Seatch for arduino turn itself off with transistor.
You can have power to the arduino controled by a transistor.
The arduino itself controls the transistor.
You press and hold a button.
The button temporarily powers the transistor.
The arduino turns on
The arduino then maintains power to the transistor and from that point is in control
Later you press and hold the power button.
The arduino sees that and removes power from itself
Thank you so much Alto for breaking up the things simpler for me. I'm proceeding to implement that circuit already.
All the MOSFETS that I found were too big in terms of size and specs as well. So I decided to use SMD P Channel FET and SMD N channel FET. Would it make any difference? if I use FETs instead of MOSFETS?
I just have to give the schematics for this hair brush and the coding file so I won't be testing them.
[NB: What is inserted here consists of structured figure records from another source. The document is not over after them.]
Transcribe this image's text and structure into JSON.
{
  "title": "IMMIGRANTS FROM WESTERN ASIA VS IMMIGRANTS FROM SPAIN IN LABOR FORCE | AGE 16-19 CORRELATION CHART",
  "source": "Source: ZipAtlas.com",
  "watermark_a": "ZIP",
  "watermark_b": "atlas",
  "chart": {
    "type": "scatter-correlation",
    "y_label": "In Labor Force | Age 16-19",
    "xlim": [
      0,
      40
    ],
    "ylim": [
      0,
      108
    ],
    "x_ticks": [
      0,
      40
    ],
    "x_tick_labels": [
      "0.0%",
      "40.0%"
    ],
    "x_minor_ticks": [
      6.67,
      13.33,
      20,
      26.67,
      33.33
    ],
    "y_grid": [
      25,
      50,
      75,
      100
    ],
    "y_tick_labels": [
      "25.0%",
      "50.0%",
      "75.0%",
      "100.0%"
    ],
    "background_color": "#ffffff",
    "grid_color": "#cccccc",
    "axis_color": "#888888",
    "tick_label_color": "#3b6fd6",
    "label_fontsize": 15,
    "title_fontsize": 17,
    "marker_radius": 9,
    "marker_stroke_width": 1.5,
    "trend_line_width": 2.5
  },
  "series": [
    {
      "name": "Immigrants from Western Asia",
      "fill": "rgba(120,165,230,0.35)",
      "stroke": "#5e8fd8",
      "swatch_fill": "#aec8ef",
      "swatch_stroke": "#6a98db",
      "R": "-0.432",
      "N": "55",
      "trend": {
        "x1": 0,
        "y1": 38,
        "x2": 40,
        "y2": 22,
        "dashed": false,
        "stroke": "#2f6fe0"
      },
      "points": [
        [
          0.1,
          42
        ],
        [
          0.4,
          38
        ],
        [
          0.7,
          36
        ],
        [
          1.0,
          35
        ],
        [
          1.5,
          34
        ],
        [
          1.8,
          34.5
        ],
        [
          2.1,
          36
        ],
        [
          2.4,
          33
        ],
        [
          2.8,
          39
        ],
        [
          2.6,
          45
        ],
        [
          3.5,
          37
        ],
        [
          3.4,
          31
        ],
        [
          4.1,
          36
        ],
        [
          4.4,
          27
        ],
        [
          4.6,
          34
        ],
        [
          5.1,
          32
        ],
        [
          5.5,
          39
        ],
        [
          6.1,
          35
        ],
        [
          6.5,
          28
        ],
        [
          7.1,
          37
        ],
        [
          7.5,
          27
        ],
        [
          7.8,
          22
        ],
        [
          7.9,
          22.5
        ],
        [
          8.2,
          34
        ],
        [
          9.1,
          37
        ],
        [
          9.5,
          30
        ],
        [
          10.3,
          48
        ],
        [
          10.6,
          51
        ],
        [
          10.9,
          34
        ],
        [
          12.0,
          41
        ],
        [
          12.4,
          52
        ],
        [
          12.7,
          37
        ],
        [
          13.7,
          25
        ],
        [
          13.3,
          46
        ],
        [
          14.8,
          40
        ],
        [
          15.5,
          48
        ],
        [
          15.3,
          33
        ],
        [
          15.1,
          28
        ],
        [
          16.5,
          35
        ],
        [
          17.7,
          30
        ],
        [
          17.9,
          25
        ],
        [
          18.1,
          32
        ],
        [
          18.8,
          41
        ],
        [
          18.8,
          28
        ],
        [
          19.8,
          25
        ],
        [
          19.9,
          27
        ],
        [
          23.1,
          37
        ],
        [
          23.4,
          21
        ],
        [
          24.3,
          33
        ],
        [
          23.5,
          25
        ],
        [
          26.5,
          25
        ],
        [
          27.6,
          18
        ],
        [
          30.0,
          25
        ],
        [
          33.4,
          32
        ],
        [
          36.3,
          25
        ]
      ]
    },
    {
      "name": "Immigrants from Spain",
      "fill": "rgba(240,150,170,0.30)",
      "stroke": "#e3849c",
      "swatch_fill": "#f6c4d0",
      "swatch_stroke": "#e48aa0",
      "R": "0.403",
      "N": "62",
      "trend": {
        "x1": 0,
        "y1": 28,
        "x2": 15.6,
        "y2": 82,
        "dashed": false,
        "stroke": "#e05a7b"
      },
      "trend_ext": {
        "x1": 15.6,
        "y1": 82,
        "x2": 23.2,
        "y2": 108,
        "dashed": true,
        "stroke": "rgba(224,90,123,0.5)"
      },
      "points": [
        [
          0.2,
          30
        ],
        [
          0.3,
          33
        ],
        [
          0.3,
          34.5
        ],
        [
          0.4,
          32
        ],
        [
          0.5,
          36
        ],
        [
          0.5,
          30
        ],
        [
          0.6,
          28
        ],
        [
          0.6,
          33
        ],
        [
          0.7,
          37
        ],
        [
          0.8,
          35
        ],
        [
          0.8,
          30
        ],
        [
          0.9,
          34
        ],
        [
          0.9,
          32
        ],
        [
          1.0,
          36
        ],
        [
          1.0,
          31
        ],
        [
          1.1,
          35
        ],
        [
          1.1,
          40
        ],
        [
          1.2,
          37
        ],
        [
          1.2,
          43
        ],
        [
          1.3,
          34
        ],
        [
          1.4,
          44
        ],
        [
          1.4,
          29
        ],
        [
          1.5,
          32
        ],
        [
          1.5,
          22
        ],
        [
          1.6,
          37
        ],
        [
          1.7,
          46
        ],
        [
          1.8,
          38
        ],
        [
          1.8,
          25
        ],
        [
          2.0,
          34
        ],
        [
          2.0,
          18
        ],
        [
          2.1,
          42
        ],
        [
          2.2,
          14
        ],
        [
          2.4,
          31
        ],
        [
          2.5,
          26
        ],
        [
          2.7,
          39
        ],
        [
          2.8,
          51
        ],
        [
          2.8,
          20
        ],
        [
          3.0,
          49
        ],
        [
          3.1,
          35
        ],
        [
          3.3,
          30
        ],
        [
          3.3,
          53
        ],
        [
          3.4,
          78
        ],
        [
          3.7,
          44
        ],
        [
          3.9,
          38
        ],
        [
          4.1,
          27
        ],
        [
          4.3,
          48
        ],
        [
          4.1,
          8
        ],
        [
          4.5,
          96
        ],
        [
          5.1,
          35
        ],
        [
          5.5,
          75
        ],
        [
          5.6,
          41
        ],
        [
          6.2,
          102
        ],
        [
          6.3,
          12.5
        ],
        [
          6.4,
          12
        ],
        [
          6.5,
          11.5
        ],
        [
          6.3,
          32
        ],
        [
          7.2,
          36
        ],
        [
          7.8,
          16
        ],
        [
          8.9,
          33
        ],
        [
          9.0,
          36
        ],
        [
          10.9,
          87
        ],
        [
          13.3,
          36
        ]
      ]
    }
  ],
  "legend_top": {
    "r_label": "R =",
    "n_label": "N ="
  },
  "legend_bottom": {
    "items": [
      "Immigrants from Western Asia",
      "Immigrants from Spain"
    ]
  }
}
So, I guess this will be solution for my case.
Thank you so much all of you for taking time and giving all those timely and valuable inputs.
I can’t say about MOSFET vs. FET. Without going beyond my zone.
Surface mount devices are fine. If you are driving the hair brush vibrator (?) with the same FET, obvsly it will have to handle the max current of that in addition to the small current the control unit will need.
I am sure you do mean to test the software, somehow. I don’t think I’ve ever written something that didn’t need some fixing when it was entered and tested.
So you will need to fake the power on power off part.
Power on: that’s just reset or turn on the control unit with a switch. That’s what the program would experience with the real circuit attached.
Power off: to recognize the power off long push and prove that you have done, just use an LED and light it up to show when you circuit, if it was there, would turn things off.
I can’t leave without mentioning wokwi.com, my new favorite toy, which makes all kindsa testing much less painful than the normal cycle of development using a real Arduino.